What is this dataset for?
- Train models to automatically detect AI vs human texts
- Analyze the stylistic or structural differences between the two sources
- Evaluate the robustness of automatic generation detectors in different contexts
Can it be enriched or improved?
Yes, enhancements are possible, such as the addition of metadata (generative model used, length, theme) or the balancing of corpora according to the types of content. It can also be segmented by domain (scientific, creative, narrative...) to refine detection models.
🔎 In summary
🧠 Recommended for
- Generation AI detection researchers
- Academic projects in NLP
- Automatic moderation tools
🔧 Compatible tools
- Scikit-learn
- Hugging Face Transformers
- OpenAI
- SpacY
💡 Tip
Combine this dataset with public web texts to improve the generalization of an AI detection model.

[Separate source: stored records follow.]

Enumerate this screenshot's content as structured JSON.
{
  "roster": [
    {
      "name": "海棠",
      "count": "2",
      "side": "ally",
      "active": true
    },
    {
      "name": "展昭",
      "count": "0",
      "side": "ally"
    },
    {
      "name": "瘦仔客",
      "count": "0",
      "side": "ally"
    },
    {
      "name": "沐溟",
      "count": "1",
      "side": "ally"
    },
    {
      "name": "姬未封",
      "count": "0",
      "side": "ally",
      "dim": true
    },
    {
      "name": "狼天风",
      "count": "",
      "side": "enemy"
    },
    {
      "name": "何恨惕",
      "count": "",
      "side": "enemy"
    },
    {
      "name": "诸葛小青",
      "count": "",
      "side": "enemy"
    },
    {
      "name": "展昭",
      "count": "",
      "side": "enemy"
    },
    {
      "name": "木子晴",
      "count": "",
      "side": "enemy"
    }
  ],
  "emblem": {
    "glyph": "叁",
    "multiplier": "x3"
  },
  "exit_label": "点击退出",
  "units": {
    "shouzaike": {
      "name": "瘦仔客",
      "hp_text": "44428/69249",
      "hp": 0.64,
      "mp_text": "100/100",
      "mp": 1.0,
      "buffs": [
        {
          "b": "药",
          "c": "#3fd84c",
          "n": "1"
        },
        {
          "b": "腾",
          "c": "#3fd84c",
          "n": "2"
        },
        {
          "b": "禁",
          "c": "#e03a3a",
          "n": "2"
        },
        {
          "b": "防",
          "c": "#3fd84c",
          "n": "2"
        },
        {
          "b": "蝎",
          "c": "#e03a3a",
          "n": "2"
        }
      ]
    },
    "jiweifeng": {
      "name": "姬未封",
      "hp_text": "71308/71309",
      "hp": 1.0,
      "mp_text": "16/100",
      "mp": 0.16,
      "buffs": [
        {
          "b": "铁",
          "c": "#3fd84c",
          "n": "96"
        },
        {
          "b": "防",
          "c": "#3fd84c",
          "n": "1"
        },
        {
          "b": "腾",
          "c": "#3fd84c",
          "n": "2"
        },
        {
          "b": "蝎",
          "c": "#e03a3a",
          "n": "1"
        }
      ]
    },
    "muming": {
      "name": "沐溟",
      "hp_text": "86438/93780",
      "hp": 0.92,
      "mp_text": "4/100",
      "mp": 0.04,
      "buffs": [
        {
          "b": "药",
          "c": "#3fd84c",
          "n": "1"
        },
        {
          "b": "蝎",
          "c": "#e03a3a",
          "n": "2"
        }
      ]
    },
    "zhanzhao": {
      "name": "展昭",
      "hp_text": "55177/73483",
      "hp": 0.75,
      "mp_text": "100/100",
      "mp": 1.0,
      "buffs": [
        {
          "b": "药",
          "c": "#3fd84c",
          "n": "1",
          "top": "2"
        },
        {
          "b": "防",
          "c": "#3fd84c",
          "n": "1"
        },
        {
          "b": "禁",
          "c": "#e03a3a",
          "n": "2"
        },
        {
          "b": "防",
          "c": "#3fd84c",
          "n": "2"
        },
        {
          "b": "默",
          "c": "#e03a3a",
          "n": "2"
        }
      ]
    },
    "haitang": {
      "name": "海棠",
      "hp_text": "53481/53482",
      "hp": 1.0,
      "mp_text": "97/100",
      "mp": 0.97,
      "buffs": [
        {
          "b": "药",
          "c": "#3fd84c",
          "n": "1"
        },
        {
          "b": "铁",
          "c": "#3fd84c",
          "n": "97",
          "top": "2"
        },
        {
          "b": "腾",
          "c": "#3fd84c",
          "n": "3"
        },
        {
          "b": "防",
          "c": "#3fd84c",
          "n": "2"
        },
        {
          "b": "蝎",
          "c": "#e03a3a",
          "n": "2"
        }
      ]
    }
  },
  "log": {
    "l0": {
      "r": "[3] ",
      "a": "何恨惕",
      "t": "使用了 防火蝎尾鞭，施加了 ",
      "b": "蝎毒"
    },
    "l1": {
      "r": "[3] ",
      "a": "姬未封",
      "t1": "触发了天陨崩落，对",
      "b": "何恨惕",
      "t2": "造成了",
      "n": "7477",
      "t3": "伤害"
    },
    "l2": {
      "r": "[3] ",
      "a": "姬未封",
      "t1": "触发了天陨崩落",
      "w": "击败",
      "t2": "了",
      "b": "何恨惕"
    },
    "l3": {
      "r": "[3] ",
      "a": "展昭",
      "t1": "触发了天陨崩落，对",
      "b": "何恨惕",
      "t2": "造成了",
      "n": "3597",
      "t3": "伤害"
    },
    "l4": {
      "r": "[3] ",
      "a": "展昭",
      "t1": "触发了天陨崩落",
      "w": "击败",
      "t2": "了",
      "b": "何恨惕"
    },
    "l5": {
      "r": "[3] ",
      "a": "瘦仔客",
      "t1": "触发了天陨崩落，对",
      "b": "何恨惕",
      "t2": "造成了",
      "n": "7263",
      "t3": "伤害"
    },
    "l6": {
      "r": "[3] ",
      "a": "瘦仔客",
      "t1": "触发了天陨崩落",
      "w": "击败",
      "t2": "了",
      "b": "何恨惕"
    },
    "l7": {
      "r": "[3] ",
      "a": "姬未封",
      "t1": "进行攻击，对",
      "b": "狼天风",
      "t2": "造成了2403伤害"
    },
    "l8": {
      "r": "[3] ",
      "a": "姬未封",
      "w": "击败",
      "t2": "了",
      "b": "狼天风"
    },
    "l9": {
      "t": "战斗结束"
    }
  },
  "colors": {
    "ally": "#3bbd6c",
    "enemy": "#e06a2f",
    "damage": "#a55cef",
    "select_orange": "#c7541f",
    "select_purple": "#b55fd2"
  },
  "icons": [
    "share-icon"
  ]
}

Frequently Asked Questions
Is the dataset balanced between human content and generated content?
Yes, the texts are generally well distributed between humans and LLMs, making it suitable for binary classification tasks.
Are the models used to generate the texts specified?
Not always, some texts specify their origin (ChatGPT, etc.), but the information may be incomplete depending on the case.
Can it be used as it is for supervised fine-tuning?
Yes, it is ready to use for training supervised models, especially for detection or classification tasks.